The Nya graph is an undirected graph with "layers". Each node in the graph belongs to a layer, there are N nodes in total.
You can move from any node in layer x to any node in layer x + 1, with cost C, since the roads are bi-directional, moving from layer x + 1 to layer x is also allowed with the same cost.
Besides, there are M extra edges, each connecting a pair of node u and v, with cost w.
Help us calculate the shortest path from node 1 to node N.

 

　　题意就是求最短路问题，但是有一个层的概念，刚开始的时候是想着把相邻两层之间的每一点都再连一条边，但是这样的复杂度可以到达 n^2 ，比如在相邻两层上都有 n/2 个点。

　　然后百度了之后，发现是要增加点，表示每一层，这个点和同层的连边的边权为0，这样的话两层之间就只需要再加一条边，但是这样还有一个问题，就是同层点之间来往的话，应该是到达相邻的层然后再回来，所以需要在每一层增加两点，分别表示入的和出的。。。

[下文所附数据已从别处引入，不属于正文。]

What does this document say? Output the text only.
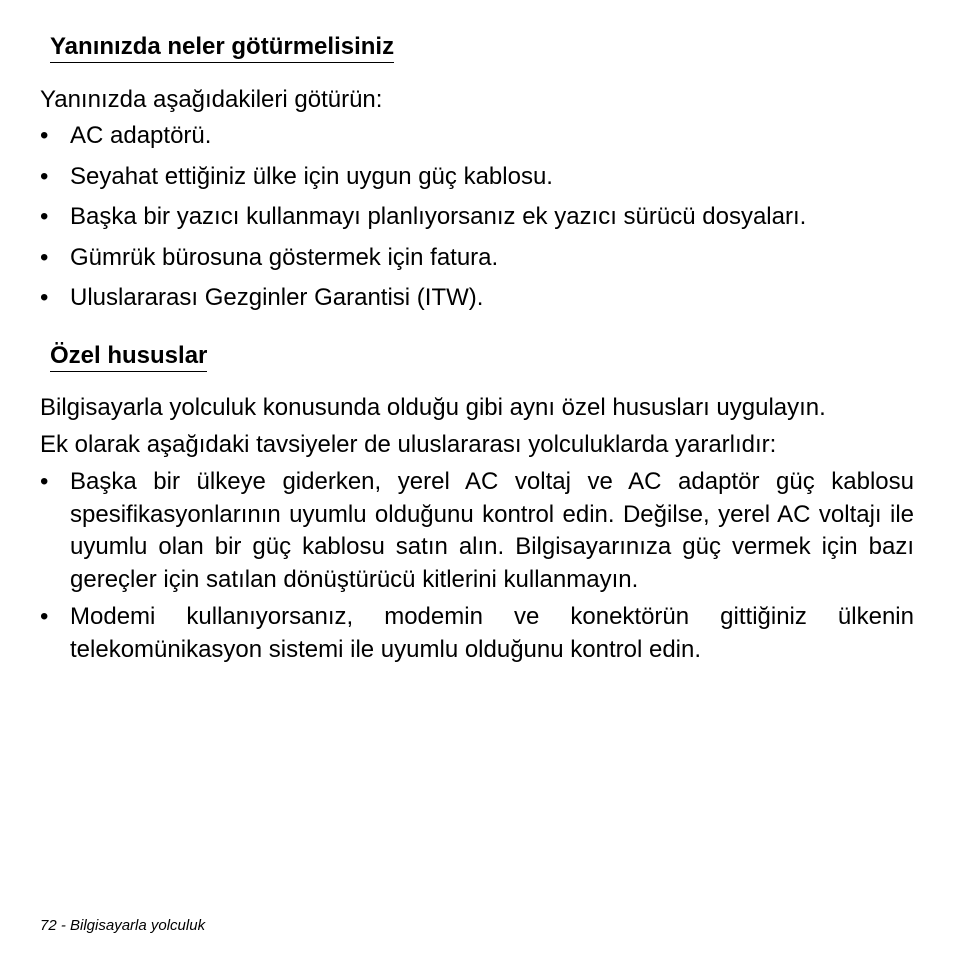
Yanınızda neler götürmelisiniz

Yanınızda aşağıdakileri götürün:

• AC adaptörü.
• Seyahat ettiğiniz ülke için uygun güç kablosu.
• Başka bir yazıcı kullanmayı planlıyorsanız ek yazıcı sürücü dosyaları.
• Gümrük bürosuna göstermek için fatura.
• Uluslararası Gezginler Garantisi (ITW).
Özel hususlar

Bilgisayarla yolculuk konusunda olduğu gibi aynı özel hususları uygulayın.

Ek olarak aşağıdaki tavsiyeler de uluslararası yolculuklarda yararlıdır:

• Başka bir ülkeye giderken, yerel AC voltaj ve AC adaptör güç kablosu spesifikasyonlarının uyumlu olduğunu kontrol edin. Değilse, yerel AC voltajı ile uyumlu olan bir güç kablosu satın alın. Bilgisayarınıza güç vermek için bazı gereçler için satılan dönüştürücü kitlerini kullanmayın.
• Modemi kullanıyorsanız, modemin ve konektörün gittiğiniz ülkenin telekomünikasyon sistemi ile uyumlu olduğunu kontrol edin.

72 - Bilgisayarla yolculuk
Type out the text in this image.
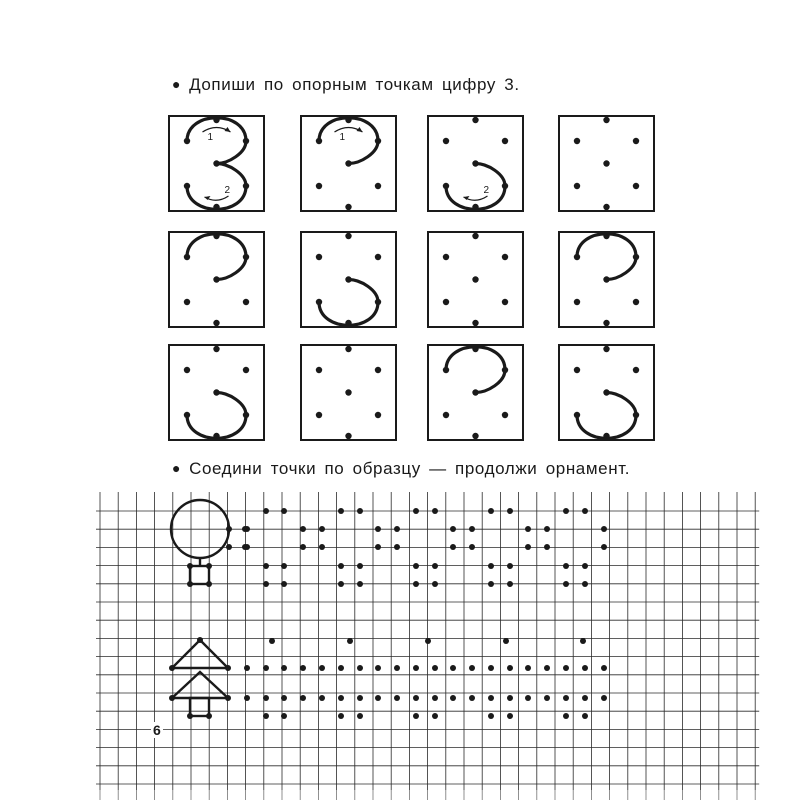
● Допиши по опорным точкам цифру 3.
1
2
1
2
● Соедини точки по образцу — продолжи орнамент.
6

　　还有一个坑点，就是如果某一层没有点的话，是不能与相邻层连线的。。。

 

代码如下：

#include <stdio.h>
#include <string.h>
#include <iostream>
#include <algorithm>
#include <vector>
#include <queue>
#include <set>
#include <map>
#include <string>
#include <math.h>
#include <stdlib.h>
#include <time.h>
    
using namespace std;

const int MaxN=100005*10;
const int MaxM=100005*10;
const int INF=10e9+7;

struct Edge
{
    int to,next,cost;
};

struct Node
{
    int v,val;

    Node(int _v=0,int _val=0):v(_v),val(_val) {}

    bool operator < (const Node &a) const
    {
        return val>a.val;
    }
};

Edge E[MaxM];
int head[MaxN],Ecou;

void init(int N)
{
    Ecou=0;

    for(int i=1;i<=N;++i)
        head[i]=-1;
}

void addEdge(int u,int v,int c)
{
    E[Ecou].to=v;
    E[Ecou].cost=c;
    E[Ecou].next=head[u];
    head[u]=Ecou++;
}

bool vis[MaxN];

void Dijkstra(int lowcost[],int N,int start)
{
    priority_queue <Node> que;
    Node temp;
    int u,v,c;
    int len;

    for(int i=1;i<=N;++i)
    {
        lowcost[i]=INF;
        vis[i]=0;
    }

    lowcost[start]=0;
    que.push(Node(start,0));

    while(!que.empty())
    {
        temp=que.top();
        que.pop();

        u=temp.v;
        
        if(vis[u])
            continue;

        vis[u]=1;
        
        for(int i=head[u];i!=-1;i=E[i].next)
        {
            v=E[i].to;
            c=E[i].cost;

            if(!vis[v] && lowcost[v]> lowcost[u]+c)
            {
                lowcost[v]=lowcost[u]+c;
                que.push(Node(v,lowcost[v]));
            }
        }
    }
}

int ans[MaxN];
bool have[MaxN];

int main()
{
    //freopen("in.txt","r",stdin);
    //freopen("out.txt","w",stdout);

    int T;
    int N,M,C;
    int u,v,c;
    int cas=1;

    scanf("%d",&T);

    while(T--)
    {

        scanf("%d %d %d",&N,&M,&C);

        init(3*N);
        memset(have,0,sizeof(have));

        for(int i=1;i<=N;++i)
        {
            scanf("%d",&u);
            
            addEdge(i,N+2*u-1,0);
            addEdge(N+2*u,i,0);

            have[u]=1;
        }

        for(int i=1;i<N;++i)
            if(have[i] && have[i+1])
            {
                addEdge(N+2*i-1,N+2*(i+1),C);
                addEdge(N+2*(i+1)-1,N+2*i,C);
            }

        for(int i=1;i<=M;++i)
        {
            scanf("%d %d %d",&u,&v,&c);

            addEdge(u,v,c);
            addEdge(v,u,c);
        }

        Dijkstra(ans,3*N,1);

        printf("Case #%d: %d\n",cas++,ans[N]==INF ? -1 : ans[N]);
    }

    return 0;
}